I broke my frugal phase when a friend bought herself a ticket to SoCal and bought me a ticket to Abigaile.
Few things are better than catching up with a friend, and our rekindled friendship started strong with a silky Fresh Burrata. The burrata brought out a whole flavor bouquet of lemon, peaches, and wild arugula, atop tasty toasty points.
The burrata had me eager for more, but my pleasure didn't last long. The conversation never got dry, but the Plancha Baby Octopus did. The sharp mojo verde negated that error quite nicely, but it wasn't enough to put an unremarkable "Portuguese" sausage on the map.
The Roasted Brussels were just as bad. So shredded we thought we ate a cabbage slaw, with so much vinegar we thought we ate a lemon.
But our friendship was too strong to be soured, and stayed hearty like the Poutine. The lamb belly had the potential to build on the cheese, but it fell a little flat. I enjoyed the dish, but I'm not sure the Canadians would claim it.
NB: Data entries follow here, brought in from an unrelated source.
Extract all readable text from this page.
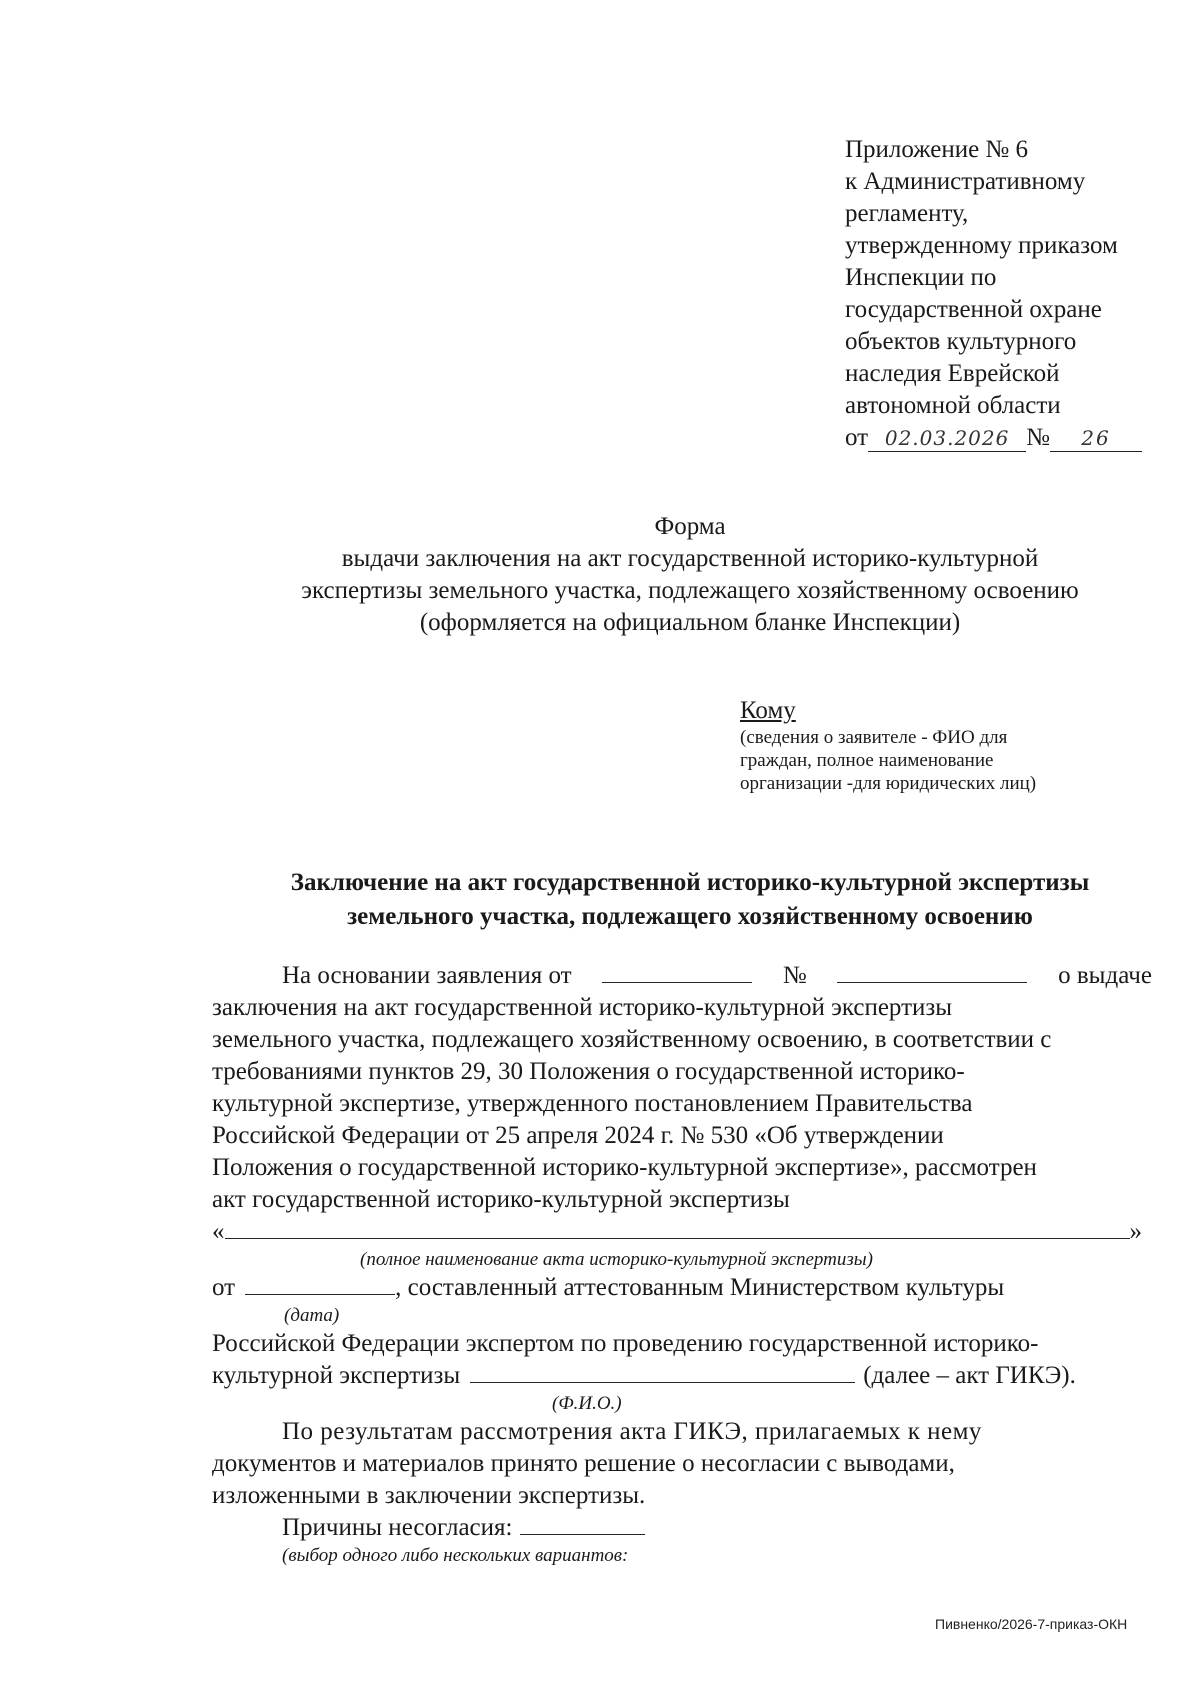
Приложение № 6
к Административному
регламенту,
утвержденному приказом
Инспекции по
государственной охране
объектов культурного
наследия Еврейской
автономной области
от 02.03.2026 № 26
Форма
выдачи заключения на акт государственной историко-культурной
экспертизы земельного участка, подлежащего хозяйственному освоению
(оформляется на официальном бланке Инспекции)
Кому
(сведения о заявителе - ФИО для
граждан, полное наименование
организации -для юридических лиц)
Заключение на акт государственной историко-культурной экспертизы
земельного участка, подлежащего хозяйственному освоению
На основании заявления от	№	о выдаче
заключения на акт государственной историко-культурной экспертизы
земельного участка, подлежащего хозяйственному освоению, в соответствии с
требованиями пунктов 29, 30 Положения о государственной историко-
культурной экспертизе, утвержденного постановлением Правительства
Российской Федерации от 25 апреля 2024 г. № 530 «Об утверждении
Положения о государственной историко-культурной экспертизе», рассмотрен
акт государственной историко-культурной экспертизы
«	»
(полное наименование акта историко-культурной экспертизы)
от	, составленный аттестованным Министерством культуры
(дата)
Российской Федерации экспертом по проведению государственной историко-
культурной экспертизы	(далее – акт ГИКЭ).
(Ф.И.О.)
По результатам рассмотрения акта ГИКЭ, прилагаемых к нему
документов и материалов принято решение о несогласии с выводами,
изложенными в заключении экспертизы.
Причины несогласия:
(выбор одного либо нескольких вариантов:
Пивненко/2026-7-приказ-ОКН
To say that Abigaile is without merit would be a gross injustice. The free-standing brewery rocks a five-beer Flight, and if I had a nickel for every time I heard their cocktails praised, I could have paid for my entire meal. But the quality of that meal was definitely not a problem of price. Because few restaurants have blown my mind, but few have left me as deeply disappointed as Abigaile.